Но у меня в запасе было еще и «ф», поэтому я подложил фри к маминому «к», так что получилось фрик. Мама изумилась и не могла смолчать:
– Фрик? Такого слова нет.
– Есть. Вот оно. Фрик.
– И что это означает?
– Модный чувак.
– Чувак?
– Забудь. Восемнадцать очков.
– Было бы больше, если б ты выложил лик.
– Я выкладываю те слова, какие хочу. Согласна?
– Как хочешь.
– Вот именно. Как я хочу.
Примерно так продолжалось дальше. Мы выкладывали буквы до захода солнца. Слова разбегались по доске. Мама сумела разделаться с «э» в слове «эгрет». Мама лидировала. Я сражался с «й». Оно жгло меня изнутри. Потерял я хватку. Подо лбом чесалось. Я снова ушел в свой мир. Мама вернула меня к реальности:
– К тебе пришли.
Я медленно обернулся. Хайди.
– Привет, – сказала она.
– Привет. Привет.
– Я помешала?
Мама встала, подошла к ней:
– Конечно же нет. Значит, ты и есть Хайди?
– Да. Хайди Алм. Я тут на каникулах, у Лисбет.
– Очень хорошо, что ты зашла. Сыграешь с нами?
Девочка по имени Хайди Алм охотно согласилась. Мама и Хайди Алм играли в команде. Откуда маме известно, что Хайди Алм зовут Хайди? Я никогда не упоминал ее имя. Наверно, Тетушки, стоя в городе у окна, вооружились подсвечниками и передали морзянкой: Х-а-й-д-и. Она смотрела на меня и улыбалась. Кожа золотистая. Волосы падают на плечи. Какое-то украшение в ямочке на шее. Ногти на трех пальцах покрыты лаком. Я забыл все слова, смутился и растерялся. Только бы все это кончилось. Ну почему я так смутился? Устыдился родной мамы? Она правильно сказала, что я стыжусь? Тут-то до меня и дошло, именно в эту минуту, что я человек несвободный. У меня нет собственной воли. Я во власти судьбы.
– Твоя очередь, канительщик, – сказала мама.
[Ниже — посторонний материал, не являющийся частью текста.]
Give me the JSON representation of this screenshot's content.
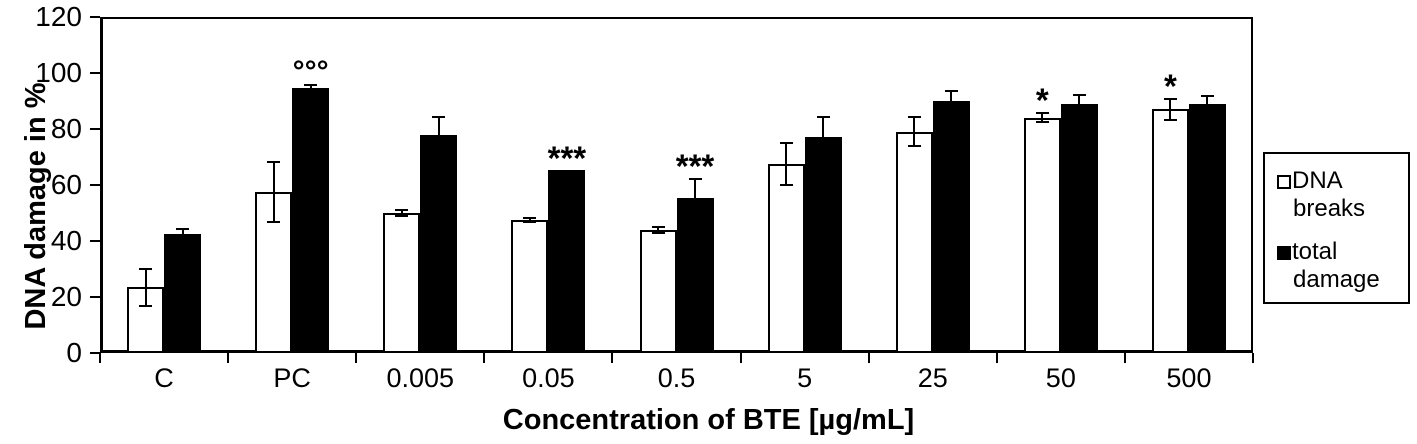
{
  "figure": {
    "background": "#ffffff",
    "axis_color": "#000000"
  },
  "chart_data": {
    "type": "bar",
    "title": "",
    "xlabel": "Concentration of BTE [µg/mL]",
    "ylabel": "DNA damage in %",
    "ylim": [
      0,
      120
    ],
    "yticks": [
      0,
      20,
      40,
      60,
      80,
      100,
      120
    ],
    "grid": false,
    "legend_position": "right",
    "categories": [
      "C",
      "PC",
      "0.005",
      "0.05",
      "0.5",
      "5",
      "25",
      "50",
      "500"
    ],
    "series": [
      {
        "name": "DNA breaks",
        "fill": "#ffffff",
        "stroke": "#000000",
        "values": [
          23.5,
          57.5,
          50,
          47.5,
          44,
          67.5,
          79,
          84,
          87
        ],
        "errors": [
          7,
          11,
          1.5,
          1,
          1.5,
          8,
          5.5,
          2,
          4
        ]
      },
      {
        "name": "total damage",
        "fill": "#000000",
        "stroke": "#000000",
        "values": [
          42.5,
          94.5,
          78,
          65.5,
          55.5,
          77,
          90,
          89,
          89
        ],
        "errors": [
          2,
          1.5,
          6.5,
          0,
          7,
          7.5,
          4,
          3.5,
          3
        ]
      }
    ],
    "annotations": [
      {
        "text": "°°°",
        "category": "PC",
        "series": 1
      },
      {
        "text": "***",
        "category": "0.05",
        "series": 1
      },
      {
        "text": "***",
        "category": "0.5",
        "series": 1
      },
      {
        "text": "*",
        "category": "50",
        "series": 0
      },
      {
        "text": "*",
        "category": "500",
        "series": 0
      }
    ]
  }
}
Как они смеялись. Как смеялись над канительщиком. Я пытался совладать со своими буквами. Мог бы выложить хава, банан, буфера, мог бы выложить по горизонтали и вертикали целое стихотворение, черт, пропади все пропадом. Мог бы выложить соска! Выложил сыр. Из всех слов, существующих в языке, не нашел ничего интереснее заурядного сыр. Мама и Хайди Алм мигом смекнули, что к чему, добавили к моему «с» оты и получили соты с плюсовым очком. Как я уже сказал, пора кончать. И в конце концов мы закончили. Мама и Хайди победили с большим преимуществом, но, если поделить сумму их очков пополам, что вполне логично, мы оказались бы на равных, но я ничего не сказал, не хотел выглядеть жалким неудачником, я и так им был, – мало того, я и хорошим победителем не был. Надеялся только, что мама не спросит, не хотим ли мы поужинать.
Мама встала:
– Поужинать хотите? Я приготовлю бутерброды.
– С удовольствием, – сказала Хайди. – Большое спасибо.
Мама вышла, в смысле, пошла на кухню. А мы, Хайди Алм и я, сидели на балконе дачи, которой теперь уже нет, а фьорд тем временем менял окраску, и холмы на другом берегу походили на спину огромного водяного буйвола, заплутавшего между Драмменом и Форнебу. Я собрал игру, разложил алфавит по местам. Заодно мог бы убрать и остаток речи. Надо бы сказать что-нибудь умное. Но ничего не придумывалось. Как я уже говорил, язык у меня прекрасно подвешен, только когда я один. А время шло. Хайди смотрела на меня. Я пытался смотреть на нее. Но чуть ли не каждые две секунды либо невольно закатывал глаза, либо смотрел в сторону. К примеру, на телефонных проводах у калитки сидела сорока, и было ужасно интересно выяснить, что она затевает. Улетела, конечно. Только ее и видели. Я опять посмотрел на Хайди Алм. Она глаз не отвела. Такая красивая. Все в ней красиво, ни малейшего изъяна. Переносица красивая. Мочки ушей красивые. Брови красивые. Уголки губ красивые. Шея и подмышки красивые. Даже локти красивые. За эти локти я готов был умереть. Мог бы так ей и сказать – сказать как есть, что готов умереть за ее локти. Что-то уж больно долго мама делает бутерброды. Но прежде чем я открыл рот, Хайди первая сказала:
– Продвинулся со стихами?
– Жду.
– Чего?
– Стихов.
Хайди наклонила голову набок, подперла щеку ладошкой:
– Может, наоборот.
– Что наоборот?
– Стихи ждут тебя.
– Может быть.
– И стихи мало-помалу теряют терпение.
– Ты так считаешь?
Мама наконец вернулась, прежде чем наш разговор совсем иссяк. Она позволила нам спокойно поесть, только бросила на меня красноречивый взгляд: дескать, веди себя как полагается, что бы это ни означало. Разве я вел себя не как полагается? Разве я не примерный? Так или иначе, с полным ртом мы не разговаривали. Это единственное преимущество, когда ешь за компанию с другими. Кстати, так же обстоит с поцелуями. Когда целуешься, вести разговоры невозможно. Хайди быстро встала и вдруг заторопилась.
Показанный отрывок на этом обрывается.